Photos by Zackary Drucker and Rhys Ernst. Courtesy of Prestel
Artists Zackary Drucker and Rhys Ernst privately photographed their six-year-long relationship, during which both of them transitioned in opposite directions.
Last Thursday evening the rare books room on the third floor of the Strand bookstore in Union Square was filled by transgender people and their loved ones. Two young artists had come together to talk about their new book with a curator named Stuart Comer and one of history's most important gender scholars: the artists' transgender "auntie," Kate Bornstein. A collaboration between Zackary Drucker and Rhys Ernst, Relationship documents their six-year love affair, during which both of them changed their sex.
Drucker and Ernst met in 2008, before their mutual (and opposite) gender transitions. They were aspiring artists, wrestling with adulthood as all young people do, growing together as people and as art makers. Their relationship eventually ended, but they are still part of each other's lives. For one thing, they work together: In addition to their collaborative projects, Drucker and Ernst are both producers on the Emmy award–winning series Transparent. Although their relationship is over, in its absence is a private photo diary that they kept throughout their years together.
Photos by Zackary Drucker and Rhys Ernst. Courtesy of Prestel
"It was incredible witnessing our shared evolution," Drucker said in an interview with Broadly. "When we met we saw the direction each of us were moving toward." Since then they've grown up, but the world around them has also changed, and they've been part of that.
Characters in works of fiction may be used to having their love immortalized in art—but real people rarely condense those beautiful, joyous, and painful chapters of life into something tangible and shareable. "These images outlast what they depict," Ernst writes. "They are a closed loop—an amorous gaze reciprocated, a finite time left behind." Left behind—but still preserved. It would be an impressive accomplishment for anyone, but for Drucker and Ernst it's just one small part of their greatness; their love story is so transcendent that it seems almost futuristic, like it was passed backward in time.
"This is historic," Bornstein, who contributed a passage to the book, said that night at the Strand. She was invited to write a piece for Relationship because of Drucker and Ernst's commitment to intergenerational discourse. "Kate Bornstein is my hero and she has been since I was fourteen years old," Drucker said. She and Ernst charted their histories, literally: Ernst has just produced We've Been Around, a series of short documentaries that delve into forgotten chapters in transgender history, and Drucker's 2012 film At Least You Know You Exist is a window into her friendship with the legendary drag queen and elderly trans icon Flawless Sabrina. "There has never—ever—been a book like this," Bornstein said. While literature and film are full of love stories between men and women, there are very few that tell of lovers who transitioned. For transgender people, traditional love stories can seem like fantasies, happening to other people in another world. Transgender people are beautiful. They can be loved, and love each other.

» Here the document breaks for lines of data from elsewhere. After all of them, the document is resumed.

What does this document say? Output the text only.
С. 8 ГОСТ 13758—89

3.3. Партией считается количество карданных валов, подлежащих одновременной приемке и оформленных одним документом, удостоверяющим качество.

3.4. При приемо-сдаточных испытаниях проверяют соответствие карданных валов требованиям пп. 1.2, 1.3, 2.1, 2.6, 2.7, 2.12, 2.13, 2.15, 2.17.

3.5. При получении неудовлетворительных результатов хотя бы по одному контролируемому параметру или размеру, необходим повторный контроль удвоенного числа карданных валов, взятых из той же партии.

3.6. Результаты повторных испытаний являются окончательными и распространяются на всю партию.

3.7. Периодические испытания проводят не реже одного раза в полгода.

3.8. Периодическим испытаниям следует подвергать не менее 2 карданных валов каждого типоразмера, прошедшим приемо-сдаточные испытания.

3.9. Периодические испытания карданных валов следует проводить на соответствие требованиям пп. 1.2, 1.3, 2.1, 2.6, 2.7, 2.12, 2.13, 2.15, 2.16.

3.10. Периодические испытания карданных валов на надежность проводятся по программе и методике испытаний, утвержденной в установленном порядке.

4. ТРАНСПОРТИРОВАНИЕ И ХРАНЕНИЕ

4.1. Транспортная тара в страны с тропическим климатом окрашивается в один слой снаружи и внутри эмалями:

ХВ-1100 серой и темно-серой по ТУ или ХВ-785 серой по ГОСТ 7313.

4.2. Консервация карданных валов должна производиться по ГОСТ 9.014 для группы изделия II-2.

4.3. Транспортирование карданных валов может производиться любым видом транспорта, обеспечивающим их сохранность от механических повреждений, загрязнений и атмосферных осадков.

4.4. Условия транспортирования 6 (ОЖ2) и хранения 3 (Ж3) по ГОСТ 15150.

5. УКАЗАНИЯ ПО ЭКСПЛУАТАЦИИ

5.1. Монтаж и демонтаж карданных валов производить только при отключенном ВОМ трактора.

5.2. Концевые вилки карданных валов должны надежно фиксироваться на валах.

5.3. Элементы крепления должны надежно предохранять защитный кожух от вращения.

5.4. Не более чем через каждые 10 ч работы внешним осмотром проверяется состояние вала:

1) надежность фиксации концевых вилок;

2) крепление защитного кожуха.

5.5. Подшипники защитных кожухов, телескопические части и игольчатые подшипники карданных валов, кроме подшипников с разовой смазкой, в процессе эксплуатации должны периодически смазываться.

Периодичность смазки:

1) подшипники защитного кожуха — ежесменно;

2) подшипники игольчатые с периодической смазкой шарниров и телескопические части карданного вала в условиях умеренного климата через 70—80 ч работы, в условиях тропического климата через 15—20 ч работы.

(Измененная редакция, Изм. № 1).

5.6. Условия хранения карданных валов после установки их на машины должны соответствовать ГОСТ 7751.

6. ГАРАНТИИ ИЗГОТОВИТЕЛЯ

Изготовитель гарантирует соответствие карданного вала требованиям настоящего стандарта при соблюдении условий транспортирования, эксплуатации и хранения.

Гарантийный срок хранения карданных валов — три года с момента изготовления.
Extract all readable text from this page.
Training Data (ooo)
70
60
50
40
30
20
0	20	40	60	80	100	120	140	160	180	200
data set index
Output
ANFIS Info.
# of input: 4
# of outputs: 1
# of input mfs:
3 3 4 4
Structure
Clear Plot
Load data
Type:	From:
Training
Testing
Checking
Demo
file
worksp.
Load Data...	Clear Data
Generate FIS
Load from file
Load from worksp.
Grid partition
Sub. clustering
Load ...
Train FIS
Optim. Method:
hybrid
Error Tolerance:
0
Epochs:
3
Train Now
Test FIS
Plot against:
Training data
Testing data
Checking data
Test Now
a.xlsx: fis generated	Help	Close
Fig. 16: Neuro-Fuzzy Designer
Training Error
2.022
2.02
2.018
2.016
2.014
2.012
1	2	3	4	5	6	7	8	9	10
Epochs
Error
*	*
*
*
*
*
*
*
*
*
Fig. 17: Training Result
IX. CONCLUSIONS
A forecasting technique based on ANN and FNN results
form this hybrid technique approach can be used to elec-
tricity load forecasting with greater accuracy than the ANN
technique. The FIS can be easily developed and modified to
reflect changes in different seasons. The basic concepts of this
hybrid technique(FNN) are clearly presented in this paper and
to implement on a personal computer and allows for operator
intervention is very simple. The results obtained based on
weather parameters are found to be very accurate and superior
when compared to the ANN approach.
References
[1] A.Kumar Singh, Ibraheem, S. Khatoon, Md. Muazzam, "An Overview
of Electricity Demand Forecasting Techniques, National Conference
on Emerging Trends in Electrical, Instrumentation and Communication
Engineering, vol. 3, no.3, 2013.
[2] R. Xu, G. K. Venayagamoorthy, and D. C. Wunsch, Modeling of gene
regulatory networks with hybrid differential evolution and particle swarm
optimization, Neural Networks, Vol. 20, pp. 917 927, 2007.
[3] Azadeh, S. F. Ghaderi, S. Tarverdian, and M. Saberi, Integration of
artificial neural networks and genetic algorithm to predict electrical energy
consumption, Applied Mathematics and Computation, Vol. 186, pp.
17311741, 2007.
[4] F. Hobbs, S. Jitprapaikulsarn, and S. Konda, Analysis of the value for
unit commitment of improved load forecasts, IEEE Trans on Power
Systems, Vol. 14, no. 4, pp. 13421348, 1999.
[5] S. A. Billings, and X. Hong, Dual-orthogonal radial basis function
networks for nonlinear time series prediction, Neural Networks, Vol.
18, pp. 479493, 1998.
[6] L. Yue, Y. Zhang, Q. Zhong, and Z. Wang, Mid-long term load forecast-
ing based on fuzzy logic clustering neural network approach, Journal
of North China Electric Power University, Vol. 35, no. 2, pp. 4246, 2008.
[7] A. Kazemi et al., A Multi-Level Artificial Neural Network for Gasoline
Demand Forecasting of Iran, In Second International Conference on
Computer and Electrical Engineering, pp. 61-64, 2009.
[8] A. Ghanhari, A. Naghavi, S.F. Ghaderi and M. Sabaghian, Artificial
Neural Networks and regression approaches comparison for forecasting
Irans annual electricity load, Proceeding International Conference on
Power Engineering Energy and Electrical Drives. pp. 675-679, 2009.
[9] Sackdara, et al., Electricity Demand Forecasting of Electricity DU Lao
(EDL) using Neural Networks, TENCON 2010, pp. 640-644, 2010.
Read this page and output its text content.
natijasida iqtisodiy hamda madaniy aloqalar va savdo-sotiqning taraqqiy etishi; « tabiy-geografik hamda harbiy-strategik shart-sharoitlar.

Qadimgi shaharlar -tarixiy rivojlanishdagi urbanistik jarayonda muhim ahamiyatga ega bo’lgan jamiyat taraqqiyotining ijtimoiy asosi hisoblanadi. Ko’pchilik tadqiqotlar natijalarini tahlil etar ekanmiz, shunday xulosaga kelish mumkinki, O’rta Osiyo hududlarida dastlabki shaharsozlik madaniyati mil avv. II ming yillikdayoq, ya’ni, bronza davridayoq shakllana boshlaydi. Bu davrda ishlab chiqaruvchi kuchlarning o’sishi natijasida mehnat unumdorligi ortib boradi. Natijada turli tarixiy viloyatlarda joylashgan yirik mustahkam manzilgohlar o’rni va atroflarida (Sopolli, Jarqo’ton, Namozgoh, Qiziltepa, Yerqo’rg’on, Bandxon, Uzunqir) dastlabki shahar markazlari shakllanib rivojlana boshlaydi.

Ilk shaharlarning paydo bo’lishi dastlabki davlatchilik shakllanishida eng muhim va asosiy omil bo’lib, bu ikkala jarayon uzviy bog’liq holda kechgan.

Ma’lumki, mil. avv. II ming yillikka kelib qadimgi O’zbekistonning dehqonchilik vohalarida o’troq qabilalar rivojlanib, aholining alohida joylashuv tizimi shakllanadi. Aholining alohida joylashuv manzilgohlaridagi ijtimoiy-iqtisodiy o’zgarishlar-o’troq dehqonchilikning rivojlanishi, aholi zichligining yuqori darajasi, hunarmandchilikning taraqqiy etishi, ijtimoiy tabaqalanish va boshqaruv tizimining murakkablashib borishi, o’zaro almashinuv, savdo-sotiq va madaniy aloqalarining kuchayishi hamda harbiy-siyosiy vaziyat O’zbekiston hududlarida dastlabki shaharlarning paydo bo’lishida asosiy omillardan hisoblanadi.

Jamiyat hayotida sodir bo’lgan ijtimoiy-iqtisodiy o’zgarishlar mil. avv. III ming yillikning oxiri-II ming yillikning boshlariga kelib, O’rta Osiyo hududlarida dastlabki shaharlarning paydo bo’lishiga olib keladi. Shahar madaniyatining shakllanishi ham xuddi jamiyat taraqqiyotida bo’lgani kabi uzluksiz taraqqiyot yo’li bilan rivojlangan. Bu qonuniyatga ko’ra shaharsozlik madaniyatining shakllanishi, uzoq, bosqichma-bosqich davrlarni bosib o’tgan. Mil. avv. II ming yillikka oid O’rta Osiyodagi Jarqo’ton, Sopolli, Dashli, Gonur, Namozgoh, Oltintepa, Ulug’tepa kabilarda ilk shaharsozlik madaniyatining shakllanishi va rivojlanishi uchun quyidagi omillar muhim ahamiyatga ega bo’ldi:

Drucker and Ernst's story is an important contribution to transgender culture, but it is also an example of the way that life itself can be art. "If our greatest artwork is the way that we live our lives," Drucker writes, "then a relationship is the ultimate collaboration." In 2014, the photo series was featured in the prestigious Whitney Biennial show. As they write in their book, these pictures were never intended as professional work. They were just something the artists had created together: passive, daily photographic diary entries. But when Comer came to their Los Angeles home in April 2013 to view a film they'd created together—called She Gone Rogue—they wanted to provide context for their work, so they shared these pictures with him.
In the foreword to Relationship, Comer writes, "The photographs are exquisite, surprising, and efficient in dissolving so many of the structures of fear that still allow gender to be policed so stringently." The images are printed alongside the ephemera of their relationship: ticket stubs to a Le Tigre concert they both attended before they met, notes that read, "Welcome home" and, "I love you soooo much." In this context, the pictures break down those barriers, but they also insert an uncommon gender experience into the most personal of human interactions—making Relationship a startlingly intimate and important document.
"We made these photographs to record that love was possible between two trans people who feared that they would never be loved again after transition," Drucker writes. "We made these photographs to imagine a world beyond the binary, to record a type of love that hadn't yet been visualized. We made these photographs to know that those pieces of us will always exist."
Relationship is forthcoming from Prestel Publishing, it is scheduled for public release on June 25th.